AWS Certified Machine Learning - Specialty: Troubleshooting Kinesis Data Firehose and S3 Data Lake Integration Failure

Troubleshooting Kinesis Data Firehose and S3 Data Lake Integration Failure

Question

You are deploying your data streaming pipeline for your machine learning environment.

Your cloud formation stack has a Kinesis Data Firehose using the Data Transformation feature where you have configured Firehose to write to your S3 data lake.

When you stream data through your Kinesis Firehose, you notice that no data is arriving your S3 bucket.

What might be the problem that is causing the failure?

Answers

Explanations

Click on the arrows to vote for the correct answer

A. B. C. D.

Answer: D.

Option A is incorrect.

The maximum memory setting for lambda is 3 GB.

Using the maximum memory would not cause Firehose to fail to write to S3

It will increase the cost of your solution.

However, since per the AWS documentation, “Lambda allocates CPU power linearly in proportion to the amount of memory configured.”

Option B is incorrect.

Your S3 bucket used by Kinesis Data Firehose to output your data must be in the same region as your Firehose.

Since they are in the same region, this would not cause a failure to write to the S3 bucket.

Option C is incorrect.

The Kinesis Data Firehose documentation states that “Kinesis Data Firehose buffers incoming data before delivering it to Amazon S3

You can choose a buffer size (1-128 MBs) or buffer interval (60-900 seconds)

The condition that is satisfied first triggers data delivery to Amazon S3.” Using the default setting would not prevent Firehose from writing to S3.

Option D is correct.

The lambda timeout value default is 3 seconds.

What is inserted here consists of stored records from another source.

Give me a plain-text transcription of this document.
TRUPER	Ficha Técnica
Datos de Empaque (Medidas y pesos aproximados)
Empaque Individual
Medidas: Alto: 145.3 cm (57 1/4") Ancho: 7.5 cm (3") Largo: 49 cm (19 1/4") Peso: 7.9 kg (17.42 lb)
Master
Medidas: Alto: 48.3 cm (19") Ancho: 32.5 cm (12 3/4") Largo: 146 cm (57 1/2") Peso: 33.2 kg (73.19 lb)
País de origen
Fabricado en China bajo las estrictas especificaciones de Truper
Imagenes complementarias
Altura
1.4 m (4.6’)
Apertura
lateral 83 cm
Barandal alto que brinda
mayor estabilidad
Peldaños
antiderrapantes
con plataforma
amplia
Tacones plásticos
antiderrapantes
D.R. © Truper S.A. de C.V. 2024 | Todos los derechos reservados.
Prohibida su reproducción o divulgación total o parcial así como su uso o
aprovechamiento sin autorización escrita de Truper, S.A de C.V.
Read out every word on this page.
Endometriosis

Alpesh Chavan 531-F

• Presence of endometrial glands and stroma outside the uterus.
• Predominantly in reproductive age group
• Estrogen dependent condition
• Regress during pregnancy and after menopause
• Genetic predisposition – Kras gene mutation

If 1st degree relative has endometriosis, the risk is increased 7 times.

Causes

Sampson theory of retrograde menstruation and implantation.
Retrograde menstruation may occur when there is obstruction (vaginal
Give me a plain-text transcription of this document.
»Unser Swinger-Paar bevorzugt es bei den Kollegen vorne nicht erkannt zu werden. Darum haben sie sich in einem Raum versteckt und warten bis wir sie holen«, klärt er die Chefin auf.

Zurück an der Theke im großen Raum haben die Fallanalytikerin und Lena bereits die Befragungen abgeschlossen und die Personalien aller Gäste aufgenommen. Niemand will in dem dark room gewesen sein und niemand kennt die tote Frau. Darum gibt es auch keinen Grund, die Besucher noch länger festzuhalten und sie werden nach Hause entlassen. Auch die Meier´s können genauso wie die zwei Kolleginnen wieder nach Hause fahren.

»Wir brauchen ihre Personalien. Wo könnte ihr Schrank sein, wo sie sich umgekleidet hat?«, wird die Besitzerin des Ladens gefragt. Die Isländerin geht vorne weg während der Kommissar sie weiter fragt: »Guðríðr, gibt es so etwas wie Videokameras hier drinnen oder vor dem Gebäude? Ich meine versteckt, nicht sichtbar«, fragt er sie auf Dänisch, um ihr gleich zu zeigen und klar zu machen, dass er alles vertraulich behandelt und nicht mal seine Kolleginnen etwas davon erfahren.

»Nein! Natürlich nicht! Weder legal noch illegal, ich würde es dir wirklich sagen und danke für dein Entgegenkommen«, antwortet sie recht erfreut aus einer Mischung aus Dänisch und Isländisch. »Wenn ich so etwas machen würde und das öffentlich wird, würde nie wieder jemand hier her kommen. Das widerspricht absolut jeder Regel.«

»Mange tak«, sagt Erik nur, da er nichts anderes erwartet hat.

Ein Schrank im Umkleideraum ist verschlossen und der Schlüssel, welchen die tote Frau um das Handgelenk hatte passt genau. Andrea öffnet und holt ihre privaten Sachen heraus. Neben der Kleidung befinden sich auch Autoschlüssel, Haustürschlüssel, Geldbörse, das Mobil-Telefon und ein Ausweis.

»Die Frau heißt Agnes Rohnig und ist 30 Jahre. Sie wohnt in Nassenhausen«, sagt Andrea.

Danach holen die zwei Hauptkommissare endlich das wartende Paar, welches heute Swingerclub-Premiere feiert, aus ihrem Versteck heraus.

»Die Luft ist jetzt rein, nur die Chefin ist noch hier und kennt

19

For many Kinesis Data Firehose implementations, 3 seconds is not enough time to execute the transformation function.

Reference:

Please see the Amazon Kinesis Data Firehose developer guide documentation titled Configure Settings, the Amazon Kinesis Data Firehose developer guide documentation titled Amazon Kinesis Data Firehose Data Transformation, and the AWS Lambda developer guide documentation titled AWS Lambda Function Configuration.

The most likely reason for the failure is option C - "Your Kinesis Data Firehose buffer setting is set to the default value."

When data is streaming through a Kinesis Data Firehose, it is first buffered before being written to the destination. By default, Kinesis Data Firehose uses a buffer size of 5 MB or a buffer interval of 300 seconds (5 minutes), whichever comes first. This means that if the incoming data is less than 5 MB or arrives less frequently than every 5 minutes, the data will not be written to the destination.

To address this issue, you can adjust the buffer settings of the Kinesis Data Firehose. You can either increase the buffer size or reduce the buffer interval, depending on your requirements. For example, if your data is arriving in small amounts but frequently, you might want to reduce the buffer interval to ensure that data is written to the destination in a timely manner.

Option A - "Your lambda memory setting is set to the maximum value allowed" is not related to the issue at hand, as it pertains to the amount of memory allocated to a Lambda function, which is not directly involved in the Kinesis Data Firehose pipeline.

Option B - "Your S3 bucket is in the same region as your Kinesis Data Firehose" is a best practice, but not a likely cause of the issue, as data will not be lost if the bucket is in a different region.

Option D - "Your lambda timeout value is set to the default value" is also not related to the issue, as it pertains to the maximum amount of time a Lambda function can run, and not to the Kinesis Data Firehose pipeline.